Never sign a contract without fully reading every word and knowing how to get out of it. Some places prorate, so perhaps what you owe will be less then the full 10K. Hopefully a lawyer can help or you can find another hca job that is better to work off the rest of the contract.

I'm dismayed to see how nasty and unsupportive some of the responses have been. Instead of building one another up, or offering advice, we are eating our young again and going out of our way to be rude, which is sad. It really makes this profession look bad how it continues.

Specializes in ICU + Infection Prevention.
Hiring,orienting, and educating a new grad nurse can cost upward of $60,000 to an employer

Yea yea yea... this is the spew put out by hospitals and some folks gunning for their thesis approval in management/edu track degrees.

The number keeps growing every time I hear it quoted!

Don't buy into that BS without exercising critical thinking.

For starters, compare it to the cost of a non-new-grad RN turning over their position:

http://www.nsinursingsolutions.com/Files/assets/library/retention-institute/NationalHealthcareRNRetentionReport2016.pdf

They give costs almost equal to this mythical cost of of new grad training. Isn't that a bit odd?

So let's compare how much more a new grad really costs!

~8 weeks combined of training, orientation, and classes MINUS 2 weeks combined that an experienced hire receives for their on-boarding, training, and unit orientation.

6 weeks at $21/hr (no differential often no benefits) new grad pay = $4500 for a new grad with 6 weeks of precepted orientation and "residency."

CRY ME A RIVER FOR THE HOSPITAL

Yes, I think the whole StaRN program was an ingenious financial idea because the first 7 weeks of the program we were taught by 1-2 nurses for 50 new graduate employees. That's very cost-effective orientation. In most of my coworkers opinions, we thought the first 7 weeks were mostly a waste of time and money. The simulation and EKG were the two most helpful things we did, which could've only required about 1 week to do.

Specializes in Emergency Department.

Off topic but it sad that nursing working conditions are unsafe oppressing and discouraging.
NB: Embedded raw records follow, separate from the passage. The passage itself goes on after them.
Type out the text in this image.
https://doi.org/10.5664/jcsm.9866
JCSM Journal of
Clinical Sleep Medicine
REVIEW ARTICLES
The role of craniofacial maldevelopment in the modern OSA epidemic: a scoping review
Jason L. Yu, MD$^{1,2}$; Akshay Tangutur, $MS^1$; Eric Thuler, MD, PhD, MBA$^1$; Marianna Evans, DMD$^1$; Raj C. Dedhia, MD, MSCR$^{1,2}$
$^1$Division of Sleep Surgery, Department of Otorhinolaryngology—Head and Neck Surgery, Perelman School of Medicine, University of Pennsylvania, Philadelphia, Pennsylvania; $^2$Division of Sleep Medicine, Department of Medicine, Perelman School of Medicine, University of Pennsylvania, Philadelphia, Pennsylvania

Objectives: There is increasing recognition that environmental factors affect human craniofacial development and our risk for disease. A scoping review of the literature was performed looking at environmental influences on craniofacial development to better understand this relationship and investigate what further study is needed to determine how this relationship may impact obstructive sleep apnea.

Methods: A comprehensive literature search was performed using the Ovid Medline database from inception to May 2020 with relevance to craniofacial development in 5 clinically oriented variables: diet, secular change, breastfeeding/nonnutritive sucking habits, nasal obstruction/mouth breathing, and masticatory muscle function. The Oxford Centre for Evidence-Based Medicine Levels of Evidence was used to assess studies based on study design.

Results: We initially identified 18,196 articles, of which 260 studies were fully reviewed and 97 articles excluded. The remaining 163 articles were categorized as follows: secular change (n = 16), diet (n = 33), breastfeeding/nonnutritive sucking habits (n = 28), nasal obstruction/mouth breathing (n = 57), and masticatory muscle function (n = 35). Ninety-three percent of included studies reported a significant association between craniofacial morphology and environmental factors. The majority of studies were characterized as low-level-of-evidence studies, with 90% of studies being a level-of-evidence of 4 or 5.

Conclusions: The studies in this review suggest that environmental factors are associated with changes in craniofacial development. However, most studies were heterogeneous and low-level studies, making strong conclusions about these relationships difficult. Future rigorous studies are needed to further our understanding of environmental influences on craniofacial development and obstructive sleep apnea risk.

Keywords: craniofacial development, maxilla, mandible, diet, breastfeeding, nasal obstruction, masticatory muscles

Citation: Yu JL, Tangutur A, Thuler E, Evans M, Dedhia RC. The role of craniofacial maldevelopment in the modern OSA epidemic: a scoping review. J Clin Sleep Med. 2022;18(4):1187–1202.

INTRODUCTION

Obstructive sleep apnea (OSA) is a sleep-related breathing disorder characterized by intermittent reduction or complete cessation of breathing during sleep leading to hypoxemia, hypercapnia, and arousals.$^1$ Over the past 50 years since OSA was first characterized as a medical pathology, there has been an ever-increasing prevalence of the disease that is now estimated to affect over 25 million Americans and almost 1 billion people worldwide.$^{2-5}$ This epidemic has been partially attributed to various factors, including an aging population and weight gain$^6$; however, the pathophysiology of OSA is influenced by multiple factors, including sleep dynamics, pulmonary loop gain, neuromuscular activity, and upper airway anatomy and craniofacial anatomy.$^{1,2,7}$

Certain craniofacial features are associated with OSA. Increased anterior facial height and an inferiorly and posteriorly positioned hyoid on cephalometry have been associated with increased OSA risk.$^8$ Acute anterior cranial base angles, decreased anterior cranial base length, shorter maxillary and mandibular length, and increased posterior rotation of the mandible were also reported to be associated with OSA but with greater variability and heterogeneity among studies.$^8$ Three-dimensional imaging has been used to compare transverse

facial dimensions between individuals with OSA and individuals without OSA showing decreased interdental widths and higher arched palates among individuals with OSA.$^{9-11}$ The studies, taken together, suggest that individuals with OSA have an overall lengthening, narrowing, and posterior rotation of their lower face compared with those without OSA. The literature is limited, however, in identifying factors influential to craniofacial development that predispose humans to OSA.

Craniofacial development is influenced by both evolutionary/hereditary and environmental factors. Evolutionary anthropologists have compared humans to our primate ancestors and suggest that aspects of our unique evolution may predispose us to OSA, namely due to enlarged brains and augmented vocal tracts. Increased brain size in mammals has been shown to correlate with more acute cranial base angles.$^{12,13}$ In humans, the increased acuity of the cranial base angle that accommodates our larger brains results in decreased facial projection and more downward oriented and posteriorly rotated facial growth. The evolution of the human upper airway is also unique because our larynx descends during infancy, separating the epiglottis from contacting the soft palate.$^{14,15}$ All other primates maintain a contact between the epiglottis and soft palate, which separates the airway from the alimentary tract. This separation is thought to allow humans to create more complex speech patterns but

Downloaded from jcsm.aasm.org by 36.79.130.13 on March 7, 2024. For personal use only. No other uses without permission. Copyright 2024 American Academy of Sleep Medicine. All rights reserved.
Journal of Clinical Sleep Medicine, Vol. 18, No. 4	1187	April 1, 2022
Veteran nurses just take this as a reality and cope versus new nurses see beyond the stresses and unsafe conditions, job satisfaction

Is just as important. Nurses need to unify and demanding better. WE LITERALLY RUN THE HEALTHCARE SYSTEM but have no real pull of the strings. We are a fractured profession.

Specializes in Transplant.

I honestly had the WORST experience with memorial HCA as a new grad. Their nurse/patient ratio was insane and staffing was always awful. What ever happened with your contract?

Specializes in Pediatric CVICU.

Sooo..

what ended up happening?! Lol

I signed a contract and am starting at an HCA hospital in a month! I wanted a supportive residency program but now Im scared that my experience might be like the OPs! Any update??

I was very fortunate, and I have not heard from HCA since. You may have a completely different experience than me and some of my fellow cohort.

Also here's an update:

I've been working at a wonderful hospital that is almost always full staffed with RNs and PCTs!! ?? Most of the employees do their job and we try our best to work together and help each other! It's really night and day from my previous terrible experiences. I actually can't believe how naive I was to sign the contract, but you live and you learn. I definitely encourage anyone who works under similar conditions to speak up. I went to the highest chain of command about the working conditions, and he didn't even hear what I had to say, which is why I finally decided to leave HCA.